Tag: Dokumentar

  • Gesichter der Pandemie: Fotograf stellt sein familiäres Umfeld vor

    Gesichter der Pandemie: Fotograf stellt sein familiäres Umfeld vor

    Er studierte Dokumentarfotografie in London. Nach seiner Rückkehr nach Rumänien wollte er die Welt, die er hinter sich gelassen hatte, mit der Kamera neu entdecken, sei es beim Fotografieren oder Filmen. Dies war der Auslöser für die Baustelle in Zeiten der Pandemie“, ein Projekt, das dank der vierzehntägigen Isolierung von Ionuţ Teoderaşcu in seiner Wohnung in einem Mehrfamilienhaus ins Rollen kam. Teoderaşcu verewigte die Bauarbeiten für den benachbarten Wohnblock. Dann folgte Pandemie auf dem Lande“, ein weiteres Projekt, das aus Momentaufnahmen des Dorflebens bestand, das bis auf die Maske, die die Bewohner tragen mussten, unverändert geblieben war. Aber was unsere Aufmerksamkeit auf Ionut Teoderaşcu lenkte, war ein Projekt, für das Ionuţ Teoderaşcu im Rahmen der Budapest International Photo Awards 2020 den goldenen Preis in der Kategorie Menschen/Familie“ erhielt. Das ausgezeichnete Foto trug den Titel Nobody’s home“ (Es ist niemand zu Hause“). Ionuţ Teoderaşcu stellte sich als Dokumentarfotograf vor. Er erzählte uns, wie das Projekt zustande kam:



    Die Kurzdokumentation mit dem Titel »Es ist niemand zu Hause« wurde im April 2019 veröffentlicht. Zu diesem Zeitpunkt nahm meine Idee Gestalt an. Ich besuchte das Haus meiner Gro‎ßmutter. Es war in den letzten zehn Jahren unbewohnt. Für mich war es pure Neugierde, einen Blick hinein zu werfen. Als ich das Haus betrat, bemerkte ich, dass alle Sachen meiner Gro‎ßmutter da waren, die Dinge waren fast unberührt. Es war wie eine Zeitkapsel. Dann kehrte ich mit meinem Vater dorthin zurück. Ich wollte von ihm die Geschichte seiner Kindheit erfahren — wie seine Eltern gewesen waren, als sie noch lebten, da ich den Opa väterlicherseits nicht kennengelernt habe, er starb im Alter von 44 Jahren. Dann kam ich wieder zurück, diesmal mit meinen Tanten, ich bat sie, mir mehr zu erzählen, und so entdeckte ich einen Teil der Vergangenheit meiner Gro‎ßmutter. Und ich dachte, das Beste sei, die ganze Geschichte in einem dokumentarischen Kurzfilm zu erzählen, so dass ich das Bild mit den Geräuschen des Hauses mischen kann. Denn ich machte auch Aufnahmen, als ich das Haus meiner Gro‎ßmutter mit meinen Eltern oder meinen Tanten besuchte. Ich habe den Dokumentar-Kurzfilm Ende letzten Jahres gedreht.“




    Der Film kam besser an, als er erwartet hatte, sagt Ionuţ Teoderaşcu.

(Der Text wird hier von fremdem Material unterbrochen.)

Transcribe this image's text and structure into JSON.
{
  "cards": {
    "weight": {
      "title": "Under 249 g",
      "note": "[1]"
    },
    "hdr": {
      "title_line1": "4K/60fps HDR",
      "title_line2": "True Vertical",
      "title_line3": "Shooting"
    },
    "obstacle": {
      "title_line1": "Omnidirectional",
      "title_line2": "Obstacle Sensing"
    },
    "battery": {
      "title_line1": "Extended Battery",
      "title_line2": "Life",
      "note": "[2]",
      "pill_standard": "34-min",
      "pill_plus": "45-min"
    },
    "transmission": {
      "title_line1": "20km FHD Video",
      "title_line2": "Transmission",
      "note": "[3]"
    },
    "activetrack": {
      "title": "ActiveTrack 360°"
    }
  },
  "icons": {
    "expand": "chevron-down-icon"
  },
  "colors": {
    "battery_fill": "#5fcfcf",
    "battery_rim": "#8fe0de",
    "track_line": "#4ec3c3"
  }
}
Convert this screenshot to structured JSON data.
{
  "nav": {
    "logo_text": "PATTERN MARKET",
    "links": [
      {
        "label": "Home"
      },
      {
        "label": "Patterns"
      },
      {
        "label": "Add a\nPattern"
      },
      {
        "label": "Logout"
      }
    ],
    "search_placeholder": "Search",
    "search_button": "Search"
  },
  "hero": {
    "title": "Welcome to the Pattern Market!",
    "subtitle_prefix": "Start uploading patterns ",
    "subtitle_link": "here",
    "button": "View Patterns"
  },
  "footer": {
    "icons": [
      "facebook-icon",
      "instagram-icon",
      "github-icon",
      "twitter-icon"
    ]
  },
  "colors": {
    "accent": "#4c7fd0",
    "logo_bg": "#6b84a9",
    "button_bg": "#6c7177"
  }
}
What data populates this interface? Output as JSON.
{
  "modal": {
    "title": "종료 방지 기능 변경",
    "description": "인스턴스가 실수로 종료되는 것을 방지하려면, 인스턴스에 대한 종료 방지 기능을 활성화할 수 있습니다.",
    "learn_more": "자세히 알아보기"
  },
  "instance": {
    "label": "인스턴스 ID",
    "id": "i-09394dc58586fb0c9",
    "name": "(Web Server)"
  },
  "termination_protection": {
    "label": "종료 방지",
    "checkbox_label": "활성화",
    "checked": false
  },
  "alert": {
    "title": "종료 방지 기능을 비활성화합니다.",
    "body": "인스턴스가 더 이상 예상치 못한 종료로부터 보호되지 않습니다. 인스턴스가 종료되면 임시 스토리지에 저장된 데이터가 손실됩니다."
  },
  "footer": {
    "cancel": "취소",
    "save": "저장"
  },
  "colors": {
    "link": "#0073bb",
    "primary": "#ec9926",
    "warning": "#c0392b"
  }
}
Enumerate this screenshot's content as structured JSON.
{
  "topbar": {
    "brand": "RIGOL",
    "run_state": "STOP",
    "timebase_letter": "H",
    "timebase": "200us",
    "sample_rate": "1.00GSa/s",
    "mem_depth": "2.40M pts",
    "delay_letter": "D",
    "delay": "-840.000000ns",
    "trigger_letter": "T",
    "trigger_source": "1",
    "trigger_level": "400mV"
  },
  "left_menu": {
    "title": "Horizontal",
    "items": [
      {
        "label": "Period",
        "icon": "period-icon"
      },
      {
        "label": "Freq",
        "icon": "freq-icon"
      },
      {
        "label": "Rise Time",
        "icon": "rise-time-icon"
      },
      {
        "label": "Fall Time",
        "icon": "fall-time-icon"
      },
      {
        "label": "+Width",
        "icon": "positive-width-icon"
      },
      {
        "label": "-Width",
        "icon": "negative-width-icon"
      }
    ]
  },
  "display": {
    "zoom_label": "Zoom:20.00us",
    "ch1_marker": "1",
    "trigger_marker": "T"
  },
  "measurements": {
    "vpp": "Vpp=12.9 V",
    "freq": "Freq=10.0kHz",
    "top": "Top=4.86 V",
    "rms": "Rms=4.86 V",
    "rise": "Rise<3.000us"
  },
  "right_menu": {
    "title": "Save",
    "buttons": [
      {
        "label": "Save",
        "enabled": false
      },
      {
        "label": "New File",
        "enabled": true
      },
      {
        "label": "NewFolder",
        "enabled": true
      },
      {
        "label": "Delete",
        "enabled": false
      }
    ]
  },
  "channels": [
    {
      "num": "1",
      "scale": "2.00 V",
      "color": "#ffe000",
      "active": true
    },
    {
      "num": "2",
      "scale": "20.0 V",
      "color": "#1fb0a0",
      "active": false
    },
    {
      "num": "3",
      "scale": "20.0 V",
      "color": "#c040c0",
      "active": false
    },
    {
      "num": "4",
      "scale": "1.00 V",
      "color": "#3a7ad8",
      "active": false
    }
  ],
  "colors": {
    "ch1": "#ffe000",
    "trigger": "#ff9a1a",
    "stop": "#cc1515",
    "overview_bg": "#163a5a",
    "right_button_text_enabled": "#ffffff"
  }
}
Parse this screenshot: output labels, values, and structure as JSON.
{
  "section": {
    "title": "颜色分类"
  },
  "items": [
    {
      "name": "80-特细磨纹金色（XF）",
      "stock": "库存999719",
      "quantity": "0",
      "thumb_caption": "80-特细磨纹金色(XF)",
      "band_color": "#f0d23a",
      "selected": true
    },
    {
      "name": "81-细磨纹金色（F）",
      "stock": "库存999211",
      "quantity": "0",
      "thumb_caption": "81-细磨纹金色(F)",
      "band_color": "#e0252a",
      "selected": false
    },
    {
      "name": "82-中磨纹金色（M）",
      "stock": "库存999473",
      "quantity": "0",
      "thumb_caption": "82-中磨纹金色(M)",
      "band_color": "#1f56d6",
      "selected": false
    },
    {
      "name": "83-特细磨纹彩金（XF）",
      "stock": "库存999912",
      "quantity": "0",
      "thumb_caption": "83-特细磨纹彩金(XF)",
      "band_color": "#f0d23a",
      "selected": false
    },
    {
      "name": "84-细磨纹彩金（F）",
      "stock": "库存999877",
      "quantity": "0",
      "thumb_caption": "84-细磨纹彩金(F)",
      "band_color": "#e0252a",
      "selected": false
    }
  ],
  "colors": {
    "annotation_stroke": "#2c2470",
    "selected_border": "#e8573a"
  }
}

    Das erste Mal, als ich ihn in Rumänien vorstellte, war er Teil eines Takeovers, er wurde auf der Instagram-Seite des Magazins »Decât o revistă« gepostet. Dort habe ich die Geschichte zum ersten Mal überhaupt ausgelegt, aber der Film wurde schon vorher in Gro‎ßbritannien veröffentlicht, er wurde auf einer Plattform gepostet, die sich der Dokumentarfotografie widmet. Dort wurde die Doku veröffentlicht. Mit diesem Projekt habe ich auch an einem Wettbewerb teilgenommen, bevor das Jahr zu Ende ging; zu diesem Anlass wurde ein Fotoalbum mit Studenten gepostet, eines der ersten Alben, die Canon gemacht hat. Und so startete das Projekt. Danach habe ich an einem Wettbewerb in Budapest teilgenommen, wo ich mit diesem Projekt den Gold Vibe, den goldenen Preis, gewonnen habe. Danach wurde es auch auf anderen Kanälen veröffentlicht — hier in Rumänien.“




    Ionuţ Teoderaşcu führte uns durch die Entstehungsgeschichte des Films.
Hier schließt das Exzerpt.